Зоя Валерьевна была шокирована этим признанием. В голове словно взорвалась бомба, разбросав по сторонам корчащиеся обрывки мыслей. Но потом в этот образовавшийся вакуум внезапно ворвалось нечто, затопившее всю ее, каждую ее клеточку, каждую пору горячей, всеобъемлющей нежностью, огромным, вобравшим в себя целую вселенную чувством. Оно включало в себя и любовь к мужу и сыну, и горечь от того, что их нет рядом, и боль за них, и веру в то, что они обязательно вернутся… А еще в нем была любовь к самой жизни, благодарность за то, что она могла дышать, плакать, смеяться, радоваться и горевать, переживать и сопереживать, и, конечно же, за то, что она могла любить, надеяться и верить. И еще… Еще ей показалось, что она услышала Гену. Родной, такой знакомый, такой любимый голос шепнул: «Это мой подарок тебе…». Но, конечно же, это ей всего лишь почудилось.
Она вдруг осознала со всей отчетливостью, что ее глупая ревность настолько чужда этому новому чувству, что одно лишь воспоминание о ней вызывало сейчас тошноту. А признание Зои, напротив, показалось таким естественным, гармоничным и правильным, что Зоя Валерьевна, не в силах произнести ни слова, просто шагнула к подруге и обняла, прижавшись всем телом. Из глаз ее текли слезы, но на душе было так светло и просторно, что хотелось впустить туда не только эту славную, чистую и открытую сердцем женщину, но и весь мир.
Наверное, Зоя что-то почувствовала. Во всяком случае, она не отпрянула, не оттолкнула ее, даже будто бы не удивилась. Наверное, она и впрямь была хорошим экстрасенсом и по-настоящему чувствовала людей, по крайней мере тех, кто был ей близок. И когда Зоя Валерьевна наконец расцепила руки и, чуть отодвинувшись, заглянула в глаза Зое, та сказала:
– Спасибо.
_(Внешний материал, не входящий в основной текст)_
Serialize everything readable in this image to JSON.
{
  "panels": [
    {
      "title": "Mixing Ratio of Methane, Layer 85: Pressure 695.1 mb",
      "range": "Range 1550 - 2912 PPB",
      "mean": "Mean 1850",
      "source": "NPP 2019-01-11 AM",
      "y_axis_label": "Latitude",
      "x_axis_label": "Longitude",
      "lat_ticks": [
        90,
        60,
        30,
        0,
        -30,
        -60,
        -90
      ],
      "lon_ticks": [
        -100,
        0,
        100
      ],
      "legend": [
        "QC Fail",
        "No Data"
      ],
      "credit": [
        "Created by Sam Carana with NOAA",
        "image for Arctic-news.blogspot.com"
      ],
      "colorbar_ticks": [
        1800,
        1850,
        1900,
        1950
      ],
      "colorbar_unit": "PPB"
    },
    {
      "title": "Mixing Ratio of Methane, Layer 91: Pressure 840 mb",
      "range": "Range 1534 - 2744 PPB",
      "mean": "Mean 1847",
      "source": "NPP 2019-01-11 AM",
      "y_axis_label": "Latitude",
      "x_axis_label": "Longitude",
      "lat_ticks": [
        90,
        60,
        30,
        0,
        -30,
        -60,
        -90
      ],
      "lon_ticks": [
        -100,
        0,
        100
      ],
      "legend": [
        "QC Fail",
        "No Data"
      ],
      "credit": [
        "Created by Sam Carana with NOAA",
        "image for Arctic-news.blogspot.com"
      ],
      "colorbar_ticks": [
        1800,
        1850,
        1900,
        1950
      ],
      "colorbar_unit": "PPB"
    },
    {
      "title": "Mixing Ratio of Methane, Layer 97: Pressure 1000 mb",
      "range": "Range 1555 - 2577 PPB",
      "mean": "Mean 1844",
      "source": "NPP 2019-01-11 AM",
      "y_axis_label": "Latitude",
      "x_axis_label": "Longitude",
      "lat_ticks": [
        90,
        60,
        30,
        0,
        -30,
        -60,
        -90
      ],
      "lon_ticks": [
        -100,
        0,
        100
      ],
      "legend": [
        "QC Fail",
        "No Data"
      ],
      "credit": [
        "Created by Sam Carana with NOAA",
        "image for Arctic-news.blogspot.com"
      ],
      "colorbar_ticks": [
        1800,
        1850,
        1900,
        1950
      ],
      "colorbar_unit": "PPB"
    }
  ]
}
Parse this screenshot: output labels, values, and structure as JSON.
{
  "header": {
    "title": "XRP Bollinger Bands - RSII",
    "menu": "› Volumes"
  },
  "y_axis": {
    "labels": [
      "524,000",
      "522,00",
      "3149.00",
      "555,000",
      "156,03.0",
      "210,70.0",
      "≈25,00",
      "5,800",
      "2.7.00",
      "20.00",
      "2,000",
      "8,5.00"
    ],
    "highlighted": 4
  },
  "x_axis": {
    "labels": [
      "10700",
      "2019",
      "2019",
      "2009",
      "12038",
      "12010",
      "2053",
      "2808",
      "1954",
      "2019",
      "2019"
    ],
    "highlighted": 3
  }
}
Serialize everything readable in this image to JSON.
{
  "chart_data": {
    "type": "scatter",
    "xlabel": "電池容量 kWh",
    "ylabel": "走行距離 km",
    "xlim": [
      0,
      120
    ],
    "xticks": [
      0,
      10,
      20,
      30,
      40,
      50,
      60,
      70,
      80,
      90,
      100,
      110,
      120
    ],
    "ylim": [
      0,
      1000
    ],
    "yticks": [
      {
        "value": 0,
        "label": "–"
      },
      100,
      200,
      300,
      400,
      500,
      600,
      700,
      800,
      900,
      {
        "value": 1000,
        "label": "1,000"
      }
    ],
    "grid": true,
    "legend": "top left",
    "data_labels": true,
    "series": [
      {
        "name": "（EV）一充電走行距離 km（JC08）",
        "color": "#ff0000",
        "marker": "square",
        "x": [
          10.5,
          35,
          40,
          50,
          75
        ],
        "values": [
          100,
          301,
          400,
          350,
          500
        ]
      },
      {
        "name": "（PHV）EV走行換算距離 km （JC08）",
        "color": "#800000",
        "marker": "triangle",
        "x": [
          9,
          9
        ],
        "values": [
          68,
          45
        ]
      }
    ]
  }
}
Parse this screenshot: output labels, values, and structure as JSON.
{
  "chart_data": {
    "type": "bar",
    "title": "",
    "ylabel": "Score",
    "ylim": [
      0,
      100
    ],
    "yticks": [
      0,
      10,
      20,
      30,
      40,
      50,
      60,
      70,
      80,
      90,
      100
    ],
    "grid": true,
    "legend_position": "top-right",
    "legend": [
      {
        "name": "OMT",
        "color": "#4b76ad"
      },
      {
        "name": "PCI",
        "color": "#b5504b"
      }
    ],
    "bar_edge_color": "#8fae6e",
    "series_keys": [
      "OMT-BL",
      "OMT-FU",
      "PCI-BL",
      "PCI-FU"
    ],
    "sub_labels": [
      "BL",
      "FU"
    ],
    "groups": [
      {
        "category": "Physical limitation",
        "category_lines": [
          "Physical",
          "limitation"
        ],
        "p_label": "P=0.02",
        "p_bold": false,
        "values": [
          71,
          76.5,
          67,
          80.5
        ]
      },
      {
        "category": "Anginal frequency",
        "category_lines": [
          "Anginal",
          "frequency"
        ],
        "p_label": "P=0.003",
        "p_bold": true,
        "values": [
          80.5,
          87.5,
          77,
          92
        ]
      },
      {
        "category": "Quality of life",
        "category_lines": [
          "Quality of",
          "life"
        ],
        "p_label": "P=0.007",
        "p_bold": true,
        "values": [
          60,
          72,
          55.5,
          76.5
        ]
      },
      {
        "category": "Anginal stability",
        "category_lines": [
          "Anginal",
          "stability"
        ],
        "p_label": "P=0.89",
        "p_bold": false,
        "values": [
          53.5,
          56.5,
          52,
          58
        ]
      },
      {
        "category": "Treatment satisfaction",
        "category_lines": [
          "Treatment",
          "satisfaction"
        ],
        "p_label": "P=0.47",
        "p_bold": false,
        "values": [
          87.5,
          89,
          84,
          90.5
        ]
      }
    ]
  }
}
Спасибо, что ты меня поняла. Но ты знаешь, почему еще я тебе в этом призналась? Я чувствую, что он жив. Я уверена в этом на двести, на триста процентов!.. Когда любишь, не нужно прикладывать особых усилий, чтобы узнать…
– Погоди-ка, – прервала ее Зоя Валерьевна. – Но ведь тогда ты можешь узнать, где он сейчас и что с ним. Пойдем к тебе, ты погадаешь на своих картах!..
И тут совсем неожиданно, без каких-либо предвещающих признаков, хлынул вдруг дождь. Настоящий, почти тропический ливень!
Обе женщины стремглав бросились к дому Зои Валерьевны, хотя в принципе могли и не спешить – все равно они уже вымокли до нитки.
Наконец-то, с запозданием, мощно сверкнуло, а когда они уже вбегали в двери подъезда, их догнал резкий раскат грома.
Поднимаясь по лестнице, Зоя Валерьевна вдруг стала смеяться – легко и радостно, без намека на истерику. Ее смех подхватила Зоя, и подруги, взявшись за руки, словно школьницы запрыгали вверх по ступенькам.